Each page contained a graphical representation of one of his skills/abilities that was used in a recent project. A title and caption explained why that particular example or graphic was there, and its significance in relation to Rik’s skills, which, in turn, related to the kind of work he was seeking.
A minimal, physical description of Rik’s portfolio:
The design/format of each page is consistent throughout and each page is titled, has a graphic and a brief page caption explaining why each item is included. Each item represents a story that shows him developing or using a skill required or desired to the job in question. The interview portfolio is short (4-10 pages), and each skill represented is easy to find because the numbered or tabbed pages are listed in the table of contents.
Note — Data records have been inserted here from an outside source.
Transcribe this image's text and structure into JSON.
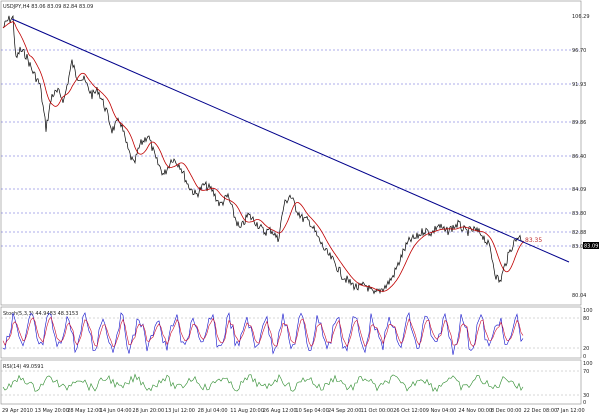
{
  "header": {
    "symbol_line": "USDJPY,H4 83.06 83.09 82.84 83.09"
  },
  "main_panel": {
    "type": "candlestick",
    "price_levels": [
      {
        "value": "106.29"
      },
      {
        "value": "96.70"
      },
      {
        "value": "91.93"
      },
      {
        "value": "89.86"
      },
      {
        "value": "86.40"
      },
      {
        "value": "84.09"
      },
      {
        "value": "83.80"
      },
      {
        "value": "82.88"
      },
      {
        "value": "83.09"
      },
      {
        "value": "80.04"
      }
    ],
    "current_price": "83.09",
    "trendline_annotation": "83.35",
    "colors": {
      "price": "#000000",
      "ma": "#c00000",
      "trendline": "#00008b",
      "level_lines": "#0000cc"
    }
  },
  "stoch_panel": {
    "label": "Stoch(5,3,3) 44.9483 48.3153",
    "scale": [
      "100",
      "80",
      "20",
      "0"
    ],
    "colors": {
      "main": "#1010cc",
      "signal": "#cc1030"
    }
  },
  "rsi_panel": {
    "label": "RSI(14) 49.0591",
    "scale": [
      "100",
      "70",
      "30",
      "0"
    ],
    "color": "#2a8a2a"
  },
  "x_axis": {
    "labels": [
      "29 Apr 2010",
      "13 May 20:00",
      "28 May 12:00",
      "14 Jun 04:00",
      "28 Jun 20:00",
      "13 Jul 12:00",
      "28 Jul 04:00",
      "11 Aug 20:00",
      "26 Aug 12:00",
      "10 Sep 04:00",
      "24 Sep 20:00",
      "11 Oct 00:00",
      "26 Oct 12:00",
      "9 Nov 04:00",
      "24 Nov 00:00",
      "8 Dec 00:00",
      "22 Dec 08:00",
      "7 Jan 12:00"
    ]
  }
}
Choosing Appropriate Technology
Rik had re-organized his computer files, filing them in folders under several skills categories that make sense to him. And, because the file names were too short to recognize months or years later, he made a detailed index for himself in a common word-processor program, so it would be easier for him to find specific projects and reports later. Because the files took up hard disk space, he burned a CD-ROM of the index and all of his skills files, so he would have at least one secure copy of his work that he could draw on for producing his own website. He later made it a habit to post his current special purpose resume on his website before going to any interviews or information sessions, although he always took along a paper copy, to be prepared for situations where paper was preferable. The firms he dealt with usually were technologically savvy, and in many cases, interviewers would want to see his online portfolio, or on occasion, they had seen it, as he always listed the site URL on his resume.
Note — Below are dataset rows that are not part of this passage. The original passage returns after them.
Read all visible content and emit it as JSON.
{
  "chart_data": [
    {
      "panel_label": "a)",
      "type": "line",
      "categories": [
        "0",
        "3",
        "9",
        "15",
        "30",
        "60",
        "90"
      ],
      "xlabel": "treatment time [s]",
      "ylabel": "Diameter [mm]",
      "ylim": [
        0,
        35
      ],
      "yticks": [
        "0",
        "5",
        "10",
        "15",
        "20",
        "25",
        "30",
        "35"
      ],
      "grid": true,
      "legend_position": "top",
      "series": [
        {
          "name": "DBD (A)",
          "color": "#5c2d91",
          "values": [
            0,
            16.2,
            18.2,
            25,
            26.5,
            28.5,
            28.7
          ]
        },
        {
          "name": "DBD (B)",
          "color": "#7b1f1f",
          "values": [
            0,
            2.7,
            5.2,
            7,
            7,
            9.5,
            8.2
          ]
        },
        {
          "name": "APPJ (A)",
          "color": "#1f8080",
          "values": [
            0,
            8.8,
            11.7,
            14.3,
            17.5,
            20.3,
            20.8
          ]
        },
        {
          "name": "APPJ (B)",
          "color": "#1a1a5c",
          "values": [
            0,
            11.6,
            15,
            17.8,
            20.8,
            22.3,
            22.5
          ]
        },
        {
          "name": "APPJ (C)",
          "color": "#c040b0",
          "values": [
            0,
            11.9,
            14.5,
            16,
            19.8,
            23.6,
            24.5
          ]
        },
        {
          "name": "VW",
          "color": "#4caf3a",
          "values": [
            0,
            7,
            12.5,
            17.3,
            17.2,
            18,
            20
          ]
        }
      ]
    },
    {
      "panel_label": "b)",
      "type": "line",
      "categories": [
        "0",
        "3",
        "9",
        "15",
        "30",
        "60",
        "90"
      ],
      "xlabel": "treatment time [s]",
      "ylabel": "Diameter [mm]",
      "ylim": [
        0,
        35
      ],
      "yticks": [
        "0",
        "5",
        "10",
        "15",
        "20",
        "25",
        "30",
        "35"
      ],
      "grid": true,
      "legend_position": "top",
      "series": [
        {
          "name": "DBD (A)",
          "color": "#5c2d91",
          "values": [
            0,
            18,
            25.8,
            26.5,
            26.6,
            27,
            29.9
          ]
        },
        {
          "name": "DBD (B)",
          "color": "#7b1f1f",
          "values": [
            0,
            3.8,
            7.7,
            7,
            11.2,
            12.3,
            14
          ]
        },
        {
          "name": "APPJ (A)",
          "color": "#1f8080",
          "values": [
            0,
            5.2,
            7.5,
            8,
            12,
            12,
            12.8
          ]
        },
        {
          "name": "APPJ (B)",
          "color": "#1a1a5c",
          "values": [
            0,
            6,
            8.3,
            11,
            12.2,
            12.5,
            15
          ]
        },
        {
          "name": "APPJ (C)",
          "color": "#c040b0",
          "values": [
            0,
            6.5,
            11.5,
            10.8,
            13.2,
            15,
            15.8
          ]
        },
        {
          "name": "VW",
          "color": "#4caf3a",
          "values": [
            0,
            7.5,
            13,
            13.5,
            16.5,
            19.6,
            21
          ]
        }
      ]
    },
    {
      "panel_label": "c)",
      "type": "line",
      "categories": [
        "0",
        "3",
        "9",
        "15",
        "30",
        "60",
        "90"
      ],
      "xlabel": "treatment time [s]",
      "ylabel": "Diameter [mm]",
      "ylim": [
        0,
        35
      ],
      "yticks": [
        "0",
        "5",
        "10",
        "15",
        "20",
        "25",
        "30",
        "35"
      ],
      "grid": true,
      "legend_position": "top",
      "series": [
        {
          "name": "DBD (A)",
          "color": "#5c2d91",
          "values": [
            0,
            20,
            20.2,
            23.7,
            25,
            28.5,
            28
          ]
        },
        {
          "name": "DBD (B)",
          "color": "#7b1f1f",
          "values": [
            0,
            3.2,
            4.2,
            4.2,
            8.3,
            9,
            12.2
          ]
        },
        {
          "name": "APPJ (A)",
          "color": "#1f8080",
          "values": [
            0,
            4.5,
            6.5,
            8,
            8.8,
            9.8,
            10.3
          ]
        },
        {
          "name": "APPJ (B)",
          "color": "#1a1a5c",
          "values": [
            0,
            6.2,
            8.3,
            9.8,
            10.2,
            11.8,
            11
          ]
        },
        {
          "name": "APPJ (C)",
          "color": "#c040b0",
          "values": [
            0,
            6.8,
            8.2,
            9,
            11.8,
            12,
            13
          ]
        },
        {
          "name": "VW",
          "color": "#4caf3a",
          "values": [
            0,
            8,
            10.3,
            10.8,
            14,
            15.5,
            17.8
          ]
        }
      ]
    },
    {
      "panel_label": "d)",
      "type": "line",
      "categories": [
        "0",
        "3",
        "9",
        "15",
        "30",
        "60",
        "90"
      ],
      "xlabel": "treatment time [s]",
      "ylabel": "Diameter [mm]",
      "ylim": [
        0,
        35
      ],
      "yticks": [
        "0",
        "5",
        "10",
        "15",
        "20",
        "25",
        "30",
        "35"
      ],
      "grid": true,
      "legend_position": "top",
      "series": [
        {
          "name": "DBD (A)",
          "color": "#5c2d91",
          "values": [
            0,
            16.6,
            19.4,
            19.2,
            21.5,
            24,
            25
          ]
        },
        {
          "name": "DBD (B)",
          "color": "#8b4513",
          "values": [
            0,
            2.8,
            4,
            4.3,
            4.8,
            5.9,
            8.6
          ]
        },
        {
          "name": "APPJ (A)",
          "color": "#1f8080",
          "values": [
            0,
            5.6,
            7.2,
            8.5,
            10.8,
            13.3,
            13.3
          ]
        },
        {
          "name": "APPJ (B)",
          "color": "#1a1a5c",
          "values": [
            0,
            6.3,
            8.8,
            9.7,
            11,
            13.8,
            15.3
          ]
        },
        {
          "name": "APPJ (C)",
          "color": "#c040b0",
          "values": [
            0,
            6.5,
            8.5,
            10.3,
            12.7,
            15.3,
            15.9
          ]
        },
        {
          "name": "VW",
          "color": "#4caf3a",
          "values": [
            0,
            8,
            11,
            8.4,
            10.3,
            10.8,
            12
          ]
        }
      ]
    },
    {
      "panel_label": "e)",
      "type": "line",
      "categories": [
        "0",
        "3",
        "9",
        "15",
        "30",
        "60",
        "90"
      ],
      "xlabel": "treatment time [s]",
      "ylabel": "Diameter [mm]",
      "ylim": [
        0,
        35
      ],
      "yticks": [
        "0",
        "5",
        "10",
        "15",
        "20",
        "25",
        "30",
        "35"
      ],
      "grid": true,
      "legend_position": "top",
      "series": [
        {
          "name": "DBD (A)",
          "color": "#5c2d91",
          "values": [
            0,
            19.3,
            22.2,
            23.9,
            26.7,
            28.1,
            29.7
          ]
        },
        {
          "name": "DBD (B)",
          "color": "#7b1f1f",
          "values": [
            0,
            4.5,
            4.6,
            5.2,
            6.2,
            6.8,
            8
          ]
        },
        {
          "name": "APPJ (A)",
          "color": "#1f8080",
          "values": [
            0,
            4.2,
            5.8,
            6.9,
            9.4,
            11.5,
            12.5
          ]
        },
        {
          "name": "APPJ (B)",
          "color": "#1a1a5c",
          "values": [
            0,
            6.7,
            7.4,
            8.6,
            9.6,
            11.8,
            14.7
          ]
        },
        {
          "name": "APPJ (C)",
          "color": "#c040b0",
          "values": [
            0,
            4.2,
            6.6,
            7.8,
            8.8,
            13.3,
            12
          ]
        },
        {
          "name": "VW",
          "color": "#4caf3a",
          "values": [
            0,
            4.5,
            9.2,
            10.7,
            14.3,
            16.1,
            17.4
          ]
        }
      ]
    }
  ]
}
As with most of us, Rik has to deal with the dilemma of technology. No matter what technology is available, it will change, and no matter what technological skills anyone has, there will be a higher level to attain “tomorrow.” Consequently, the technological level of any portfolio will vary according to the time, money and effort any individual has to invest, and all of those variables will influence the format of the resulting portfolio products. Some will be capable of creating digital graphics and posting and maintaining their portfolios online; others will be happy to cut and paste their portfolio materials on paper. In both cases, the organizational and reflective process involved in inventorying one’s skills and developing a special purpose portfolio is inherently valuable and should be encouraged. While technological skills also are to be encouraged, the potential benefits of a career portfolio should not be restricted to the digitally-capable.
The value of posting career portfolios online (outside the context of freelance writers and web designers) is still largely uncharted. It is probably more common among students than any other identifiable group and will become more common as time passes, as uses and knowledge of the technology become more generalized in the population.
I have spoken with employment recruiters on both sides of the online issue. Those against say they don’t have time to look at “student work,” indicating that they have seen less than well-organized examples in what were probably unmodified learning portfolios put online. Unfortunately, few students know enough to maintain a strict separation between personal and professional parts of their website, and few recognize or have the time to attain the quality standards common in the business community.